The last 24 hours has been characterised by frequent and regular rockfall flows from the north-eastern flank of the dome into the Tar River Valley. The most significant of these events occurred between 4:00 pm and 12:00 midnight and may have been responsible for light ashfall in the inhabited areas north-west of the volcano.
A total of 47 distinct rockfalls and 27 long period earthquakes were recorded by the seismic network. There were also 7 small hybrid earthquakes. Volcano-tectonic earthquakes were absent from the records during the period. Some of the long-period earthquakes occurred immediately before some of the rockfalls and pyroclastic flows. It is possible that LPs may have triggered the latter events. As observed during the past week it appeared that steam and gas emissions from the dome increased after some of the failure events.
Four small to moderate sized pyroclastic flows occurred in the Tar River valley last night. These events occurred at 4:44, 8:13, 10:39 and 11:51 pm. All four events lasted longer than six minutes and produced ash clouds. It seems that all of the flows originated from the north-east face of the dome. Another pyroclastic flow with similar characteristics occurred at 9:45 this morning, after which activity on the dome remained vigorous throughout the rest of the reporting period.

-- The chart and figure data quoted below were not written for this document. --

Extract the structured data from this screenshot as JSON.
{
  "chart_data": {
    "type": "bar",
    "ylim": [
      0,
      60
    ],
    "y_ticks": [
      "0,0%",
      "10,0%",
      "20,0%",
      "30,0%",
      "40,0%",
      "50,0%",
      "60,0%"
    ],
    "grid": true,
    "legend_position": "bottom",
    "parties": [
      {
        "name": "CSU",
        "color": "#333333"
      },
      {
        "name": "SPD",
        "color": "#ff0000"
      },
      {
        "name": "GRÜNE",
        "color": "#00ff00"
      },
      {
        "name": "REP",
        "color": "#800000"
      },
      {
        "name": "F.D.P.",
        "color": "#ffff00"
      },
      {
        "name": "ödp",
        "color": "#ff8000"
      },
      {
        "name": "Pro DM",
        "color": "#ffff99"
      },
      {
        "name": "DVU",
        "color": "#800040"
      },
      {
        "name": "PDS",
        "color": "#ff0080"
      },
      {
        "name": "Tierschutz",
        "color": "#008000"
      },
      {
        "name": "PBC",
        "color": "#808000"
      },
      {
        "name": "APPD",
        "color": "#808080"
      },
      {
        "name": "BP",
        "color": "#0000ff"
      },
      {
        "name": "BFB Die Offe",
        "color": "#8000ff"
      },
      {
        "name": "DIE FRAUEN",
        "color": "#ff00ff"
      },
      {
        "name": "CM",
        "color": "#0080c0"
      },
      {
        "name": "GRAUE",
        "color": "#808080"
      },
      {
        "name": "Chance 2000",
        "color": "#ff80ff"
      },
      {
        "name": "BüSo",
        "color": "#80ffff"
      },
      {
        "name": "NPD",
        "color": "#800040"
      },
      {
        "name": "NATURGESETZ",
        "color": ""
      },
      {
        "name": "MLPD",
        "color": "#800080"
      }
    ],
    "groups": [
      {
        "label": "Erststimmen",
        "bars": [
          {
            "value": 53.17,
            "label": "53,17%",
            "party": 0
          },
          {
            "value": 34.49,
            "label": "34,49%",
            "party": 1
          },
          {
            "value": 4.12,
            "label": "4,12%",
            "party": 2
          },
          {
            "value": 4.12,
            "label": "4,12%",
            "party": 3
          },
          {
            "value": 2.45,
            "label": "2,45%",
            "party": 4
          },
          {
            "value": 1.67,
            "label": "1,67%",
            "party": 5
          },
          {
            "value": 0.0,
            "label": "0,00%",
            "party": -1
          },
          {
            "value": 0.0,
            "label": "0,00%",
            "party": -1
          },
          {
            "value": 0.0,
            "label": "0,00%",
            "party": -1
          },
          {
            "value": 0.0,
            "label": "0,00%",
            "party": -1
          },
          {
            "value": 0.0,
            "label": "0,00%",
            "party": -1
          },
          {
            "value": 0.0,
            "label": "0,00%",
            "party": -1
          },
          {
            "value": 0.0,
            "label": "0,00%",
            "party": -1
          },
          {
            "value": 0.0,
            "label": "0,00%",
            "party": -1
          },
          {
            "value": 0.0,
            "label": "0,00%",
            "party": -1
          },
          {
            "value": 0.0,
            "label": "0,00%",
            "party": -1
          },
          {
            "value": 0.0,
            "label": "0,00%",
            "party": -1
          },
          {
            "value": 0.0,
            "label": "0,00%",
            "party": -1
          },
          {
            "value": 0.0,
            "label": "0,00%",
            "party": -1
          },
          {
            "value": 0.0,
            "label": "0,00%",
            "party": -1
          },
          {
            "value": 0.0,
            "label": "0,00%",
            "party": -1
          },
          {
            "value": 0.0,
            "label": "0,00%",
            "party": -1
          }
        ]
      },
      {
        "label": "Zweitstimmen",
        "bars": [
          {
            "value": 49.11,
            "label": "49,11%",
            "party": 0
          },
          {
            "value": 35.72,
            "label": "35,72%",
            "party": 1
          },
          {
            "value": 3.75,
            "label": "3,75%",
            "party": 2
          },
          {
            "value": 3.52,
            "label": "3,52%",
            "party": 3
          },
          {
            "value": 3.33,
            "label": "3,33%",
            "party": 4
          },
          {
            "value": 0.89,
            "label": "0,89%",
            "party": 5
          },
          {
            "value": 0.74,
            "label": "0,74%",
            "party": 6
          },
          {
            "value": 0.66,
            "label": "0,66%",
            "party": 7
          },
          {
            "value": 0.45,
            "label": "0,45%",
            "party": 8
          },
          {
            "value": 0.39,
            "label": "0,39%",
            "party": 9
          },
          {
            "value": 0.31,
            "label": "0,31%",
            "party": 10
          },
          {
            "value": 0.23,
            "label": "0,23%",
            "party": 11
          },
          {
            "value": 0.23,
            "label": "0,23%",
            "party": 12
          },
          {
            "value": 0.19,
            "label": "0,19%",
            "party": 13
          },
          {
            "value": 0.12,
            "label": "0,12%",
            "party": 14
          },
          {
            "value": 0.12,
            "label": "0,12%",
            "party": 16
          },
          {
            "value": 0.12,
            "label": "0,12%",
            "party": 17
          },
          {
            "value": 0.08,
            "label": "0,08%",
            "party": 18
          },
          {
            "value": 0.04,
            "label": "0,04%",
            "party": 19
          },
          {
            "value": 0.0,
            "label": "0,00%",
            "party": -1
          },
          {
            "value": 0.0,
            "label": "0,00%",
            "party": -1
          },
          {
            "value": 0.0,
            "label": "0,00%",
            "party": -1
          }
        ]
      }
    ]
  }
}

Due to low cloud cover no views of the dome were possible today. This rendered it impossible to carry out any EDM work, so the deformation team campaigned the northern and north-eastern GPS sub-networks. The environmental team visited several location in the evacuated zone to collect ash and water samples and change sulphur dioxide tubes. These locations included Upper and Lower Amersham, Brodericks, Gingoes, Governor's House and Police Headquarters in Plymouth. While at Amersham, the team reported hearing rockfalls at the summit of the volcano.
The recent style of activity shows that the volcano remains dangerous. The dome continues to get less stable and therefore further pyroclastic flows with attendant ash clouds will occur in the next few days. Only essential visits should be made to the evacuated zone, and ash masks should be worn when in the ashy areas. The Tar River and White River valleys are extremely dangerous, as pyroclastic flows can travel down these valleys with no warning. Zone A should not be entered under any circumstances.